Many will argue that without that victory there would be no stable Sri Lanka upon which any subsequent debate about governance, corruption or economic policy could even occur.
That is not a small achievement. It was historic.
Unlike many leaders who inherited peace, Rajapaksa inherited a conflict that had consumed multiple presidents, prime ministers and military commanders. Previous administrations sought negotiations, ceasefires and military campaigns with varying degrees of success.
Under his presidency, the war was brought to a definitive conclusion.
For that reason alone, there will always be those who regard him as a national saviour.
Yet history does not stop in May 2009.
The second phase of the Rajapaksa legacy concerns what happened after victory.
His supporters argue that he understood something many Colombo policymakers failed to appreciate: that a nation emerging from war required visible development. Highways, ports, airports, convention centres, power projects and urban beautification schemes became the symbols of that ambition. The Southern Expressway, the expansion of the port, improvements in electricity generation and large-scale infrastructure investment changed parts of the country’s physical landscape.
Supporters therefore see him as a builder.
Critics, however, ask a different question.
Were these investments selected because they generated sustainable economic returns or because they generated political returns?
The debate surrounding projects such as the Mattala Rajapaksa International Airport, Hambantota Port (even if it is now a success story of sorts) and several large-scale debt-funded ventures remains unresolved in the public mind. Critics argue that many projects lacked sufficient economic justification and contributed to a debt burden that later became difficult to sustain. Supporters counter that all major developing countries invest ahead of demand and that infrastructure often takes decades to demonstrate its value.
History will ultimately decide which interpretation proves more accurate.
Then there is the corruption question.
This may prove to be the most contentious aspect of his legacy.

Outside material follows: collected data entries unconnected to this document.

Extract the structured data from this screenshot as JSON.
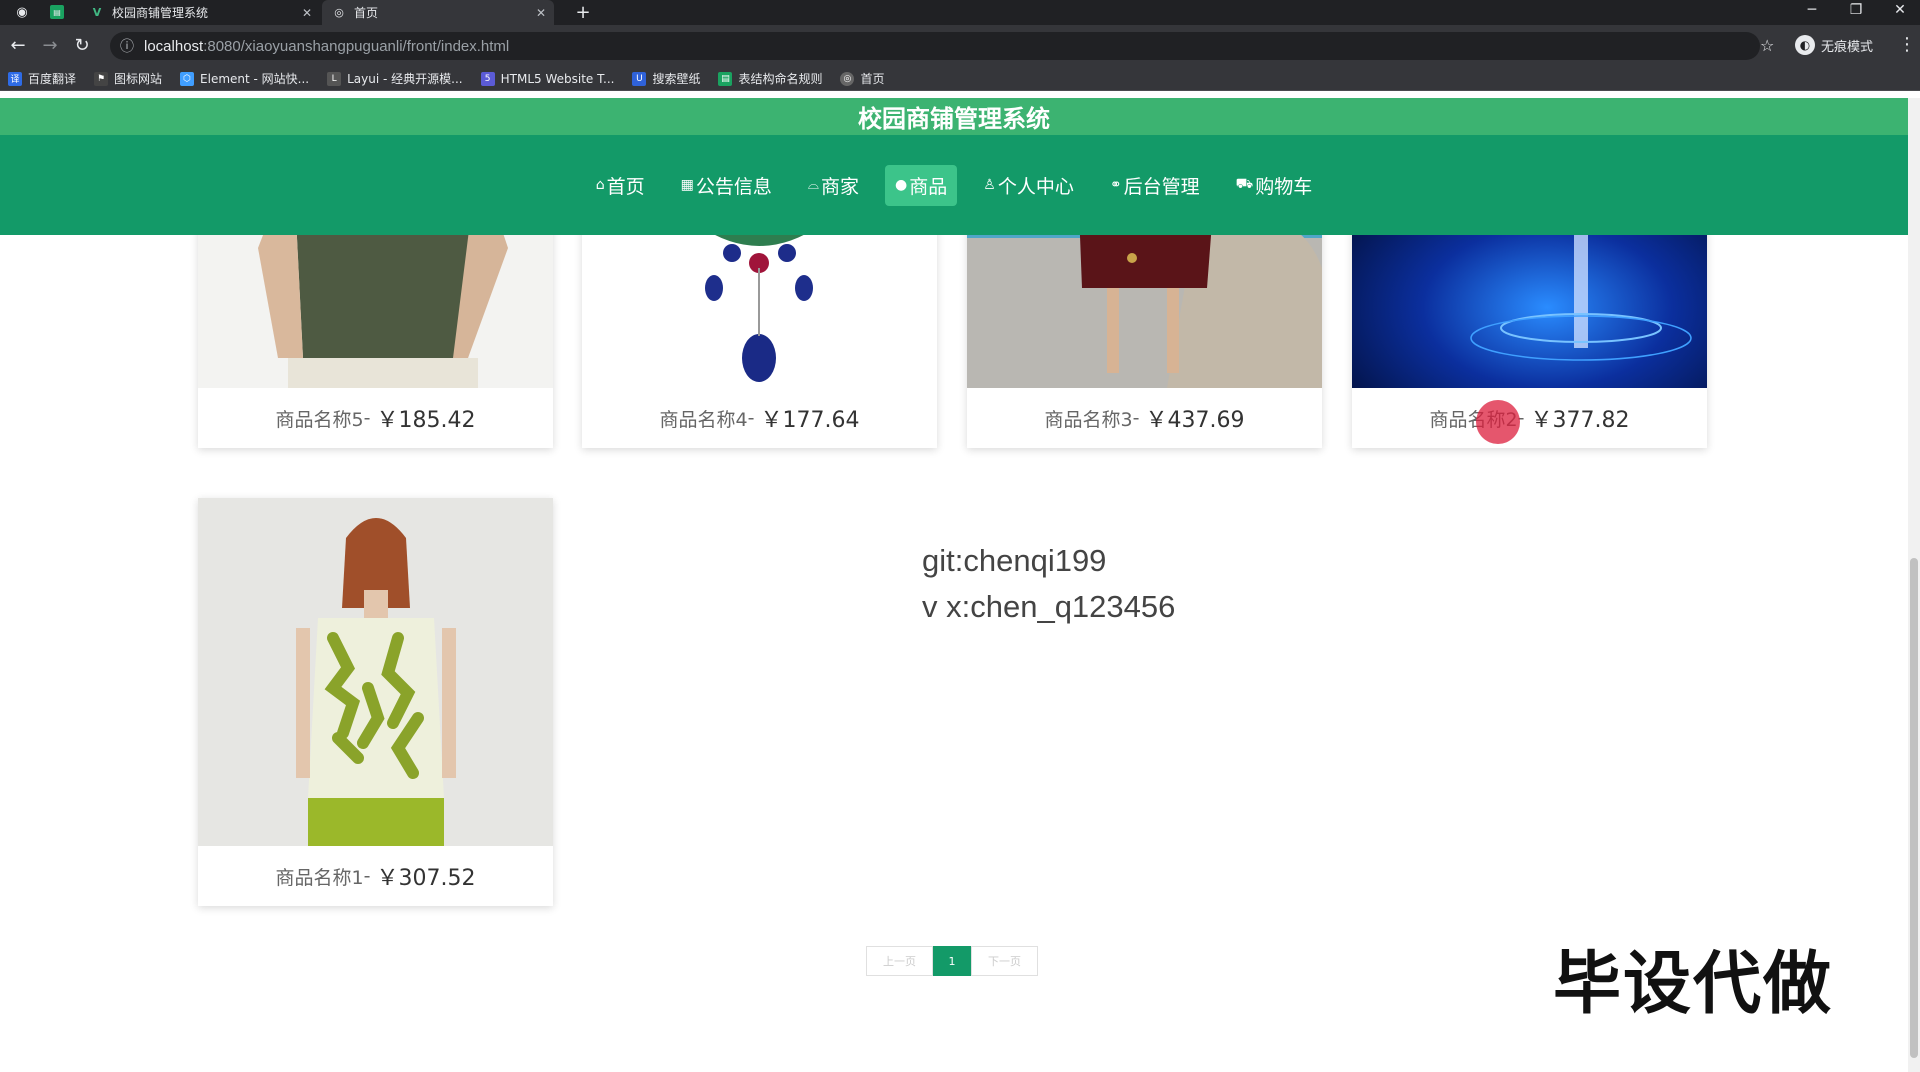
{
  "browser": {
    "tabs": [
      {
        "label": "校园商铺管理系统",
        "active": false
      },
      {
        "label": "首页",
        "active": true
      }
    ],
    "url_host": "localhost",
    "url_path": ":8080/xiaoyuanshangpuguanli/front/index.html",
    "incognito_label": "无痕模式",
    "bookmarks": [
      {
        "label": "百度翻译",
        "icon": "translate-icon",
        "color": "#2e6be6"
      },
      {
        "label": "图标网站",
        "icon": "flag-icon",
        "color": "#444"
      },
      {
        "label": "Element - 网站快...",
        "icon": "element-icon",
        "color": "#409eff"
      },
      {
        "label": "Layui - 经典开源模...",
        "icon": "layui-icon",
        "color": "#555"
      },
      {
        "label": "HTML5 Website T...",
        "icon": "html5-icon",
        "color": "#5b5bd6"
      },
      {
        "label": "搜索壁纸",
        "icon": "wallpaper-icon",
        "color": "#2f62d9"
      },
      {
        "label": "表结构命名规则",
        "icon": "doc-icon",
        "color": "#1aa260"
      },
      {
        "label": "首页",
        "icon": "globe-icon",
        "color": "#666"
      }
    ]
  },
  "site": {
    "title": "校园商铺管理系统",
    "nav": [
      {
        "label": "首页",
        "icon": "home-icon",
        "active": false
      },
      {
        "label": "公告信息",
        "icon": "grid-icon",
        "active": false
      },
      {
        "label": "商家",
        "icon": "shop-icon",
        "active": false
      },
      {
        "label": "商品",
        "icon": "goods-icon",
        "active": true
      },
      {
        "label": "个人中心",
        "icon": "user-icon",
        "active": false
      },
      {
        "label": "后台管理",
        "icon": "link-icon",
        "active": false
      },
      {
        "label": "购物车",
        "icon": "cart-icon",
        "active": false
      }
    ]
  },
  "products": [
    {
      "name": "商品名称5",
      "sep": " - ",
      "price": "￥185.42",
      "image": "green-shirt"
    },
    {
      "name": "商品名称4",
      "sep": " - ",
      "price": "￥177.64",
      "image": "jewel-necklace"
    },
    {
      "name": "商品名称3",
      "sep": " - ",
      "price": "￥437.69",
      "image": "floral-dress-seaside"
    },
    {
      "name": "商品名称2",
      "sep": " - ",
      "price": "￥377.82",
      "image": "blue-tech"
    },
    {
      "name": "商品名称1",
      "sep": " - ",
      "price": "￥307.52",
      "image": "leaf-top"
    }
  ],
  "overlay": {
    "line1": "git:chenqi199",
    "line2": "v x:chen_q123456",
    "stamp": "毕设代做"
  },
  "pagination": {
    "prev": "上一页",
    "current": "1",
    "next": "下一页"
  },
  "colors": {
    "title_bar": "#3cb371",
    "navbar": "#139a68",
    "nav_active": "#3cc48a"
  }
}
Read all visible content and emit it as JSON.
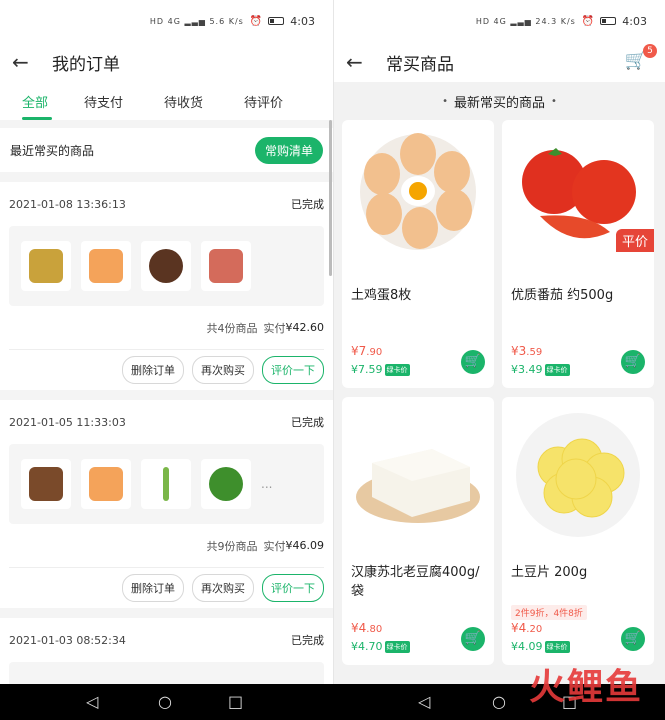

The Rajapaksa years became synonymous in the minds of many Sri Lankans with allegations of cronyism, nepotism and concentration of power. The prominence of family members in government, state institutions and strategic sectors created a perception that the state itself had become intertwined with one political family.
Yet perception and proof are not always identical.
While numerous allegations were made over the years, relatively few resulted in final criminal convictions against the central figures of the Rajapaksa administration.
His critics see that as evidence of institutional weakness. His supporters see it as evidence that allegations were often politically motivated. The historical record thereforeremainscontested.
What is not contested is that public dissatisfaction with governance, debt accumulation, economic management and political culture eventually culminated in the extraordinary events of 2022.
The public anger that swept through the country did not emerge in a vacuum. Fairly or unfairly, Mahinda Rajapaksa became one of its principal symbols.
That may become the defining complication of his legacy.
Many great leaders are remembered for one towering achievement. Rajapaksa may be remembered for two opposing realities.
He was the leader who ended the war and the leader whose political movement became associated with many of the governance failures that contributed to the country’s later economic collapse.
Very few leaders leave behind such contrasting images. How then will history remember Mahinda Rajapaksa? Perhaps not as a saint. Certainly not as a devil.
More likely as a transformational figure who achieved something that eluded generations of leaders, but who may also have missed a historic opportunity to convert military victory into lasting institutional reform.
Future historians may conclude that he won the peace militarily but failed to fully secure it economically and institutionally.
Be that as it may, if Sri Lanka fifty years from now is prosperous, stable and united, his role in ending the war will probably dominate his obituary.
If Sri Lanka remains trapped in cycles of debt, political patronage and economic fragility, historians may place greater emphasis on the governance model that emerged during his tenure.
The final verdict on Mahinda Rajapaksa has not yet been written because the story of Sri Lanka after Mahinda Rajapaksa is still being written.